Le dernier article est une "enquête sur la nature de leur mariage [celui de Bernie et Ruth Madoff] qui durait depuis 49 ans, depuis l'engagement profond de Ruth dans les affaires de son mari jusqu'aux démons dissimulés sous sa façade d'épouse parfaite, et à la vie bizarre qu'elle a mené depuis l'arrestation de Bernie." (p.127)

Très intéressant petit livre. Malgré certains passages un peu techniques, il se lit facilement. Comme un roman a-t-on l'habitude de dire. Mais il paraît être plus romanesque qu'un vrai roman, tellement les personnages semblent fictionnels. Quel romancier un peu attaché à la crédibilité de ses personnages aurait pu en créer d'aussi incroyables ? Madoff a escroqué des gens riches, très riches, extrêmement riches. Ils voulaient tous investir chez lui. A lire Mark Seal, on peut s'apercevoir que la richesse ne rend pas raisonnable, même et surtout lorsqu'il est question de faire fructifier son argent. Jalousies, envies, besoin d'avoir toujours plus ; si l'un d'entre eux place son argent à haut taux de rendement -chez Madoff par exemple- les autres veulent "en être" aussi, pour accumuler encore plus.

Mark Seal doute tout au long de ses enquêtes que Madoff fût le seul au courant de sa chaîne de Ponzi. Lorsqu'il s'est livré au FBI, il a endossé l'entière responsabilité d'une des plus énormes escroqueries jamais imaginées. Ruth, sa femme, était-elle au courant ? Certaines questions resteront sans réponses, car seul le couple Madoff détient les clefs.

J'ai parfois eu l'impression de lire : "Les malheurs de nos amis les gens riches". Toute compassion de ma part est exclue, puisque pour investir chez Madoff, il fallait déjà avoir plusieurs millions de dollars et que ce n'est que cette envie "d'en faire partie " qui a poussé les arnaqués à se livrer eux-mêmes à leur bourreau.
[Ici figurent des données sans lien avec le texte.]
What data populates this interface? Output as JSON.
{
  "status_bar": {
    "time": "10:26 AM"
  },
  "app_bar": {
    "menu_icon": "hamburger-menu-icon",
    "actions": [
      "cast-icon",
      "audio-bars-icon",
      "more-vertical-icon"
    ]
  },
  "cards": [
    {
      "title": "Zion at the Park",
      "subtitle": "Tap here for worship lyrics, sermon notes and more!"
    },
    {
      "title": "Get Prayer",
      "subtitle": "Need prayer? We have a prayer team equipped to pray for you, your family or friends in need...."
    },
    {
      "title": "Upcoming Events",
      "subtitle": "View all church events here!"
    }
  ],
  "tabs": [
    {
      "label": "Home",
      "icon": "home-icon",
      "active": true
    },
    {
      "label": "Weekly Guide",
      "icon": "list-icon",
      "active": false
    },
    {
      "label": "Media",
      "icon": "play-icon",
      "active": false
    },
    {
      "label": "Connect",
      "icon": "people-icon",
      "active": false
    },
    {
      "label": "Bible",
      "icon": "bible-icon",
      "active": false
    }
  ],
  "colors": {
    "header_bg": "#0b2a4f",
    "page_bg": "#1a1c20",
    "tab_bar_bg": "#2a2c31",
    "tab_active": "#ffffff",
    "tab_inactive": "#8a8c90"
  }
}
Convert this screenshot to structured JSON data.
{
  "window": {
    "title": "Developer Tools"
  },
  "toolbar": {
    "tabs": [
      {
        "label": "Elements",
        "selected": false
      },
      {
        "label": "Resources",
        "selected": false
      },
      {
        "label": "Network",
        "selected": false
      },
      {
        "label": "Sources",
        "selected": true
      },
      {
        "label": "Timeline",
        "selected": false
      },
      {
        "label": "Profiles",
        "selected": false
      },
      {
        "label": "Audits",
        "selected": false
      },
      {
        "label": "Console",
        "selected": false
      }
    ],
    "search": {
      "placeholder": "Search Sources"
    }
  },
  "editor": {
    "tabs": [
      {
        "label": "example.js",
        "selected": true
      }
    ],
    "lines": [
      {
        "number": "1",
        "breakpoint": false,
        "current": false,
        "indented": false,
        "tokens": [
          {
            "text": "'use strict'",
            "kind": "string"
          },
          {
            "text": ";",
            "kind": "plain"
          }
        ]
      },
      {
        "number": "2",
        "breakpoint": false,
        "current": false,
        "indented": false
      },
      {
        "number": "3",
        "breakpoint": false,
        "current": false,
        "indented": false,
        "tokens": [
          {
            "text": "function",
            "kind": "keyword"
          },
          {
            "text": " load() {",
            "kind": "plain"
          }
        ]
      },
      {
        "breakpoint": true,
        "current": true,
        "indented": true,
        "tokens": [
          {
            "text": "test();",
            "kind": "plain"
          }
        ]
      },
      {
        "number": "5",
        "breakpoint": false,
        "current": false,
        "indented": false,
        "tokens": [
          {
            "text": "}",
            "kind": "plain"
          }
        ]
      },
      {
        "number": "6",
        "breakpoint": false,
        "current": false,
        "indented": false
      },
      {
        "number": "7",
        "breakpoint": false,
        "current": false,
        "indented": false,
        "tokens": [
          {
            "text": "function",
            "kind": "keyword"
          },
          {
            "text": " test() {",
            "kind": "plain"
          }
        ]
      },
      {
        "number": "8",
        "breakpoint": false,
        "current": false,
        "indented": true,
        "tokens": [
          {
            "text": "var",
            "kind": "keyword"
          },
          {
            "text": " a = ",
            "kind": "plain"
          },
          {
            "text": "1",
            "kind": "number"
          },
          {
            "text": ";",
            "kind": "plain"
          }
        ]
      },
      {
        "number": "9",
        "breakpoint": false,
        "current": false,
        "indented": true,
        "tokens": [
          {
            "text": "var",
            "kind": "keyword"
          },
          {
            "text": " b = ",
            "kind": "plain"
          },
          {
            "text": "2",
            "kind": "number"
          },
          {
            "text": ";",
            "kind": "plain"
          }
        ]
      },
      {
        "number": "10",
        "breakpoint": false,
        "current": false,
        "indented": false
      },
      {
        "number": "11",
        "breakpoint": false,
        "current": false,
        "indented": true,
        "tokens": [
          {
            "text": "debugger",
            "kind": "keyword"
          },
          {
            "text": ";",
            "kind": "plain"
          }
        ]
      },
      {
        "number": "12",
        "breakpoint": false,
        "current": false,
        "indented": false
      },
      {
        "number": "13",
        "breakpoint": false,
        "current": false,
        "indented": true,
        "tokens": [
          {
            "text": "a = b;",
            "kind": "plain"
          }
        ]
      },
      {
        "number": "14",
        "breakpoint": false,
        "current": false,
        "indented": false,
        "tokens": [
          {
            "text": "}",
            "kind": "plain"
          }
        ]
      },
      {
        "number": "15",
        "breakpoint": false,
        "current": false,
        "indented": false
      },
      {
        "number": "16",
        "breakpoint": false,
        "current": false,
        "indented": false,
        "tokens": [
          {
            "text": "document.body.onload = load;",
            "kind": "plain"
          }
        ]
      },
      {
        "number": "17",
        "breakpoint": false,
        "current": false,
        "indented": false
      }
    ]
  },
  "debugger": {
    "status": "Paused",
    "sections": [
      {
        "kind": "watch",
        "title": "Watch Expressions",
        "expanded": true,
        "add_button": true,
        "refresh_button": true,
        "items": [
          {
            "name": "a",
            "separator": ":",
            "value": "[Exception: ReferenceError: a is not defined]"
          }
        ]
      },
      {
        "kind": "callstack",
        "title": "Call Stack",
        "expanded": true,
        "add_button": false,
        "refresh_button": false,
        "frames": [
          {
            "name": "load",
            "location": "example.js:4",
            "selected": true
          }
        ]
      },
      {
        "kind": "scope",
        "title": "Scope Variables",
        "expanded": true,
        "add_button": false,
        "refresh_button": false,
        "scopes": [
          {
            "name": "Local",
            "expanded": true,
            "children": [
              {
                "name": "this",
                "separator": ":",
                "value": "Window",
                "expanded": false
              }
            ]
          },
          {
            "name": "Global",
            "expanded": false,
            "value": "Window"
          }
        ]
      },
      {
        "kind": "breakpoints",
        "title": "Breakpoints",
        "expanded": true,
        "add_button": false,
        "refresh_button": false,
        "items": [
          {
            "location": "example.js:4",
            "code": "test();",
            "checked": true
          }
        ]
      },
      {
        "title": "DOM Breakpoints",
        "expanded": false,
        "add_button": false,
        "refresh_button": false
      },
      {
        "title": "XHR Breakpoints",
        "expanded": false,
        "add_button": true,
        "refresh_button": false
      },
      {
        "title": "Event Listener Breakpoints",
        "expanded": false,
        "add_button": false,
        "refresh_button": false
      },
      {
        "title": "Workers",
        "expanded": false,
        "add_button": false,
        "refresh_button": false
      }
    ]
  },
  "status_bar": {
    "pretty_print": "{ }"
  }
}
Par moments, j'ai même eu envie de sourire devant tant de naïveté et de cupidité, mais ce n'est bien sûr, vous l'aurez compris, que de la jalousie de cette jet-set new-yorkaise qui ne sait quoi faire de son argent, mais qui en veut tout de même davantage, je devrais d'ailleurs dire qui ne savait quoi faire de son argent, puisque Madoff leur en a pris énormément.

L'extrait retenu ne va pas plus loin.